Few Details on How CDFA Would Administer Grants. The proposal provides a high‑level description of how grants would be administered by CDFA. However, CDFA has not yet provided any detail on (1) the process for interested parties to apply for a grant, (2) the criteria for reviewing grant applications and how the review would be performed, and (3) the type of reporting the department would provide on grant awards and project outcomes. In discussions, CDFA indicated that its experience administering other grant programs such as HSP and SWEEP will help it to quickly and efficiently establish the new grant program and administer it in a fair and transparent manner.
Withhold Action Pending Additional Information. We recommend the Legislature require the department to report at budget hearings and provide detailed information about how the grant program would be administered and the types of projects that would be eligible for grant funding. Specifically, we believe it would be beneficial for CDFA to do the following:
We recommend that the Legislature wait to take action on the proposal until the administration provides the additional information described above. In our view, the administration’s proposal does not include sufficient information about the proposed grant program to allow an assessment of its costs and benefits. When additional information is provided, we will reassess the proposal. If the administration is unable to provide sufficient information about how it will implement this proposal and ensure transparency and accountability, we would recommend that the Legislature reject the proposed funding.

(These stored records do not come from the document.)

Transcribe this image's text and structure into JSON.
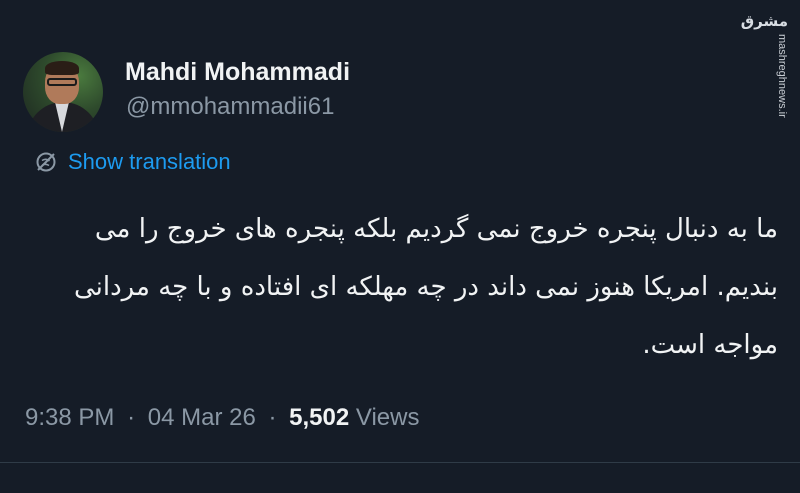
{
  "tweet": {
    "author_name": "Mahdi Mohammadi",
    "author_handle": "@mmohammadii61",
    "translate_label": "Show translation",
    "text": "ما به دنبال پنجره خروج نمی گردیم بلکه پنجره های خروج را می بندیم. امریکا هنوز نمی داند در چه مهلکه ای افتاده و با چه مردانی مواجه است.",
    "time": "9:38 PM",
    "separator": "·",
    "date": "04 Mar 26",
    "views_count": "5,502",
    "views_label": "Views"
  },
  "watermark": {
    "logo_text": "مشرق",
    "url": "mashreghnews.ir"
  },
  "colors": {
    "background": "#151c27",
    "link": "#1d9bf0",
    "muted": "#8b98a5",
    "text": "#f1f3f4"
  },
  "icons": {
    "translate": "globe-slash-icon",
    "avatar": "profile-photo"
  }
}
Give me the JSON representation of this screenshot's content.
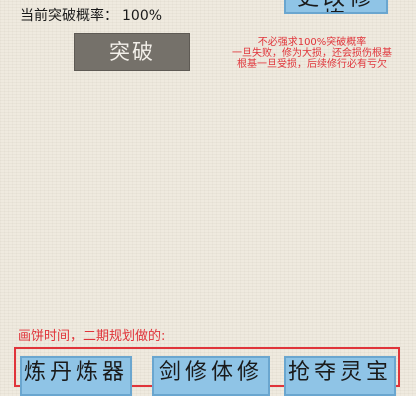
{
  "breakthrough": {
    "rate_label": "当前突破概率：",
    "rate_value": "100%",
    "button_label": "突破"
  },
  "top_button": {
    "label": "更改修炼"
  },
  "warning": {
    "lines": [
      "不必强求100%突破概率",
      "一旦失败，修为大损，还会损伤根基",
      "根基一旦受损，后续修行必有亏欠"
    ],
    "color": "#e0343a"
  },
  "future": {
    "label": "画饼时间，二期规划做的:",
    "items": [
      "炼丹炼器",
      "剑修体修",
      "抢夺灵宝"
    ]
  }
}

We Will Evaluate Details of a Modified Proposal if Submitted to Legislature. As noted earlier in this analysis, the administration has signaled its intent to issue a revised version of the Freson‑Merced innovation corridor proposal. However, at the time this analysis was prepared, no additional details regarding specific revisions were available for us to evaluate, nor was it clear when a revised proposal would be made public. If a revised proposal is released, we will analyze it and provide the Legislature with updated recommendations.